Hanbelîler: Kefenin, vâcib ve sünnet olmak üzere iki çeşit olduğunu söylemişlerdir. Vâcib olan; erkek olsun, kadın veya erselik olsun, ölünün tüm vücûdunu örtecek olan kefendir. Bu kefenin, ölünün sağh-ğındayken Cuma ve bayramlarda giydiği elbise olması vâcibtir. Meğerki bu elbiseden daha azıyla kefenlenmeyi vasiyet etmiş olsun. O zaman vasiyetine göre hareket edilir. Vasiyet etmiş olsa bile, Cuma ve bayramlarda giydiği giysilerden daha üstün elbiselerle kefenlenmesi mekruh olur. Sünnet kefene gelince bu, ölüye göre değişir. Eğer erkek ise, pamuktan yapılmış üç adet beyaz lifâfe ile kefenlenmelidir. Bundan fazlasını yapmak ve sarık takmak mekruhtur.

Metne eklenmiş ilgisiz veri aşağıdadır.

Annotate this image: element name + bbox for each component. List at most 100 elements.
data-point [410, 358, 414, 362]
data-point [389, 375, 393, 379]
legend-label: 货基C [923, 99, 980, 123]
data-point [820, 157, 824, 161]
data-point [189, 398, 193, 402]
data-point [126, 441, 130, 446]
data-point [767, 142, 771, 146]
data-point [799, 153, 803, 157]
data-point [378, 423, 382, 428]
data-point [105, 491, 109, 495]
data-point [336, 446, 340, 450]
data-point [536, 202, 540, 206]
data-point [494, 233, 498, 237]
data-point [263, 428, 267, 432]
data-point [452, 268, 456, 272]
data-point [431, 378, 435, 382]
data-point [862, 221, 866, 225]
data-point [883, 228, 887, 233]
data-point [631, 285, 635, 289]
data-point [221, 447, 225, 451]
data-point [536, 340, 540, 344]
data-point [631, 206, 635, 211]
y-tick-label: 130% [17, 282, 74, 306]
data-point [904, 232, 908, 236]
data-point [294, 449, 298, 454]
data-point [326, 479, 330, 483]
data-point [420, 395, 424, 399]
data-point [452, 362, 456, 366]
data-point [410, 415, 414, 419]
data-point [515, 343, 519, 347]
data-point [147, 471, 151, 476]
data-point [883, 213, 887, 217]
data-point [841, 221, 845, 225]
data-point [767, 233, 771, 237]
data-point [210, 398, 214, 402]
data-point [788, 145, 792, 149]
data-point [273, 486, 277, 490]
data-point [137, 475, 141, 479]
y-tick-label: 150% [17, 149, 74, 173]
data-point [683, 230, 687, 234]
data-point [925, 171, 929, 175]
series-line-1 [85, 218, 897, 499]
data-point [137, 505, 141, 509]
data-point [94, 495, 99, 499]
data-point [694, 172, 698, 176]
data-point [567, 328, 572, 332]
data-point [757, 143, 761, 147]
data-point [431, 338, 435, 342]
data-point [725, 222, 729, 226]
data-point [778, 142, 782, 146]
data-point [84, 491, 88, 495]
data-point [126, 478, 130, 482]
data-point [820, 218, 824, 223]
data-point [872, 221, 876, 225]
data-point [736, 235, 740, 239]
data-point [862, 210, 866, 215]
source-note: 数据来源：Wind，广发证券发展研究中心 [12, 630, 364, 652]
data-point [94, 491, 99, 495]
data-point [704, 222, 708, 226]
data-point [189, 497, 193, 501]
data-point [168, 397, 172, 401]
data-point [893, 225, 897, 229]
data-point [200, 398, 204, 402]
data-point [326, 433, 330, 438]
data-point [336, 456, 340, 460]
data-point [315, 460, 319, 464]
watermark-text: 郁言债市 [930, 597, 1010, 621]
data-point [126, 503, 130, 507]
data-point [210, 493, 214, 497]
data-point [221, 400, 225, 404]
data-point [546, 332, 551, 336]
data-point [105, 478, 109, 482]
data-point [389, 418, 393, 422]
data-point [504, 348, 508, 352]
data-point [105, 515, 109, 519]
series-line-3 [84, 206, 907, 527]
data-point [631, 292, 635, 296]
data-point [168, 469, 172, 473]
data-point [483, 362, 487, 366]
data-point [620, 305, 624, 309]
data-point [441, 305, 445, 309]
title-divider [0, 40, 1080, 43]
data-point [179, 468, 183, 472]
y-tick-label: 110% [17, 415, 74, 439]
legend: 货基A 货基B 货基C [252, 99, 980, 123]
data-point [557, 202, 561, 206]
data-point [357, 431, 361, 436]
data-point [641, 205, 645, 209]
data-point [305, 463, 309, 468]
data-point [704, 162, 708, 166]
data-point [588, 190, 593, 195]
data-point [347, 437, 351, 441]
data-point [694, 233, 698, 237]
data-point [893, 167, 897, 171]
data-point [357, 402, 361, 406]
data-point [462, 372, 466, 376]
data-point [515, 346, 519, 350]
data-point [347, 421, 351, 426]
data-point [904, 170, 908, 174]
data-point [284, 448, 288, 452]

Kefenleme şekline gelince, bu şöyle yapılır: Lifâfeler, birbiri üstüne yere serilir. Sonra ağaç ve benzeri bir şeyle buhurlanarak cenaze üzerine konur. Dıştaki lifâfenin, diğer iki lifâfeden daha güzel olması sünnettir. Aralarına hanut (koku karışımı) konulmalı, sonra da hanutlanmış bir pamuk parçası kaba etleri arasına yerleştirilmelidir. Bu pamuğun üstü de, şalvar gibi iki tarafı yarık bir bezle bağlanmalıdır. Ölünün her tarafına koku sürmek sünnettir. Bundan sonra üstteki lifâfenin sağ üst tarafı, ölünün sol tarafı üzerine, sol ucu da ölünün sağ tarafı üzerine getirilir. İkinci ve üçüncü lifâfeler de böyle yapılır. Lifâfelerin boyundan artan kısmı ölünün başı üzerinde bağlanır. Defnederken de bu bağlar çözülür. Baliğ olan kadın ve erseliklere gelince; bunların, pamuktan yapılmış beyaz renkli beş parça kumaşla kefenlenmeleri sünnettir. Bu beş parça da şunlardan ibarettir:
1. İzâr,
2. Gömlek,
3. Başörtüsü,
4. 5. İki adet lifâfe.
Kefenleme keyfiyeti ise şöyledir: Lifâfeler erkeğin lifâfeleri gibi yere serilip buhurlanır. Başörtüsü başa konur. îzâr, ortaya konur. Gömlek giydirilir. Erkek çocuğun tek giysiyle, kız çocuğununsa bir gömlek ve iki lifâfeyle kefenlenmesi sünnettir. Kıldan ve yünden yapılmış, aspur ve safranla boyanmış olan veya vücûd hatlarını belirtecek kadar ince olan kefenleri kullanmak mekruhtur. Alt tarafı gösterecek kadar şeffaf olan kefenleri kullanmak yeterli olmaz. Kadın için olsa dahi deri ve ipekten mamul veya altın-gümüşle sirmalanmiş kefenleri kullanmak haramdır. Ancak başka kefen bulunmadığı takdirde bunları kullanmak caiz olur.[134]